People are realising that paying way over the odds to stand half a mile away from a stage for a weekend really isn’t all that it’s cracked up to be.

The family-friendly, two-day Ben and Jerry’s festival on London’s Clapham Common ticked pretty much every box of what you want from any of the bigger boys in the live music playground – heavyweight headliners, big name bands before them, and punters seeing bands they might not have heard of, who were grabbing the chance to play in front of a sold out crowd of thousands for the first time with both hands.

And it was really, really sunny.
And they gave out free ice cream.

Saturday saw The Charlatans in supreme form closing a show that had started out earlier in the day with the Manchester icons mixing with the crowd, watching Florence and the Machine nail her set with amazing confidence and a voice that reached the very back of the arena. Following sets from Charlotte Hatherley and Delays, Guillemots strode onstage and front man Fyfe Dangerfield reminded everybody watching that his band really are one of the best live acts to clap your eyes on, the crowd singing his lyrics right back at him from the outset. As a special bonus to the watching masses, Jerry of Ben & Jerry’s fame ambled on like a friendly uncle to introduce the headliners, who came out to a rapturous reception and pulled off a set that would have been at home at any of the bigger name festivals – mixing oldies and newies seamlessly -- and passing on the experience of just how good seeing songs like ‘The One I Know’ and ‘How High’ are live to a new generation of fans.

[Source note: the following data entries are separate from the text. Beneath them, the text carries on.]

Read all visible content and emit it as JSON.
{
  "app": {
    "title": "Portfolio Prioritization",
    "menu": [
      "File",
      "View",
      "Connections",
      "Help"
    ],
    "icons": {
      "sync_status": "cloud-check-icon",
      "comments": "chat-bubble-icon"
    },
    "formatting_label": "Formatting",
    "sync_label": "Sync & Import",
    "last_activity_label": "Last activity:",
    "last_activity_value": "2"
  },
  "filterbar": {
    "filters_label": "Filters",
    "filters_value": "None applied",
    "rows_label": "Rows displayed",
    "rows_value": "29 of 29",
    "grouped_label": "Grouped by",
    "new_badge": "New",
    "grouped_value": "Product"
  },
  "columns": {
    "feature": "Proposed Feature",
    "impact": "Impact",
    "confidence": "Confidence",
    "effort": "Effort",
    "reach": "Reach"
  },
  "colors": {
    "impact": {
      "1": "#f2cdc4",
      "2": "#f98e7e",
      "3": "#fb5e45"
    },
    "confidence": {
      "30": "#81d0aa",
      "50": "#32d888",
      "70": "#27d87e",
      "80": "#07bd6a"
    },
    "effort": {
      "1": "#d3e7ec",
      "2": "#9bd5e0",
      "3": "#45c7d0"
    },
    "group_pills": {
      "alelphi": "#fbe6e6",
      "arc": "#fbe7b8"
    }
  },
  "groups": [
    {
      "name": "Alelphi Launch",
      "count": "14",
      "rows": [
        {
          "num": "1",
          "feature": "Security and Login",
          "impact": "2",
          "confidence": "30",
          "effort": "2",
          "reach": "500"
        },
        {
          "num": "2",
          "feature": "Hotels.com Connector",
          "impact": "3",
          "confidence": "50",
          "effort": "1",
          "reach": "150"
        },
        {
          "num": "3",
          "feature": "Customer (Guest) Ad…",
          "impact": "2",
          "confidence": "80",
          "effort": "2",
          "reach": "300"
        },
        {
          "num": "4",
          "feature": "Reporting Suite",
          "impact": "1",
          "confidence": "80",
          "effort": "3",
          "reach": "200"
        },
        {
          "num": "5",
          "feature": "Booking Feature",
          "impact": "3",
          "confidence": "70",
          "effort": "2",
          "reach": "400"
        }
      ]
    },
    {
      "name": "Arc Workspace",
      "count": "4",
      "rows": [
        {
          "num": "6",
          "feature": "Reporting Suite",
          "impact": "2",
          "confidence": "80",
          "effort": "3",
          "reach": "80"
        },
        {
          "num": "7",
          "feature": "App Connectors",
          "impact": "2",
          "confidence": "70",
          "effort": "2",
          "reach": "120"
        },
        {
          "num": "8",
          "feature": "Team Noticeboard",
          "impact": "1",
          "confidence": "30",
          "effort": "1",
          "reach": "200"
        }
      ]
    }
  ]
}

Sunday’s show opened with faux-punks The Vivians getting a taste of playing to a big crowd with a short set, then country-influenced The New York Fund followed by Scottish pop-rockers Parka, before Fight Like Apes turned up and jolted the residents of Clapham out of whatever mid-afternoon snooze they might have been having in the sun, with a storming set that included fighting, playing the keyboards with feet and rude words. They were excellent. Slow Club – a band that are so perfect for sunny, sunny festivals - continued the entertainment, with trademark playing of kitchen chairs and jam jars (go watch them if you’re not sure what I’m on about). Next up was Get Cape. Wear Cape. Fly. And Sam Duckworth and his band bounced around the stage full of energy, and ice-cream most probably, before The Lemonheads and Evan Dando, looking extraordinarily healthy, rocked the entire Common.
Final act of the weekend Ash announced that this was their fifth gig on three continents this week, but didn’t look at all tired. Their set fizzed with energy and the Irish rockers looked genuinely blown away by the reception they got. Finishing off with ‘Girl From Mars’, they were brought back on for an unplanned encore. Dusting off their first single they belted out ‘Jack Names The Planets’ before leaving a very happy crowd still calling for more.

The Ben and Jerry’s festival waaaay outdid any of the other London based festivals this summer, and with such a good line-up, friendly atmosphere and baking weather (all for a tenner a day) they pretty much outdid a lot of the other weekender ones round the country too. Nice one Jerry.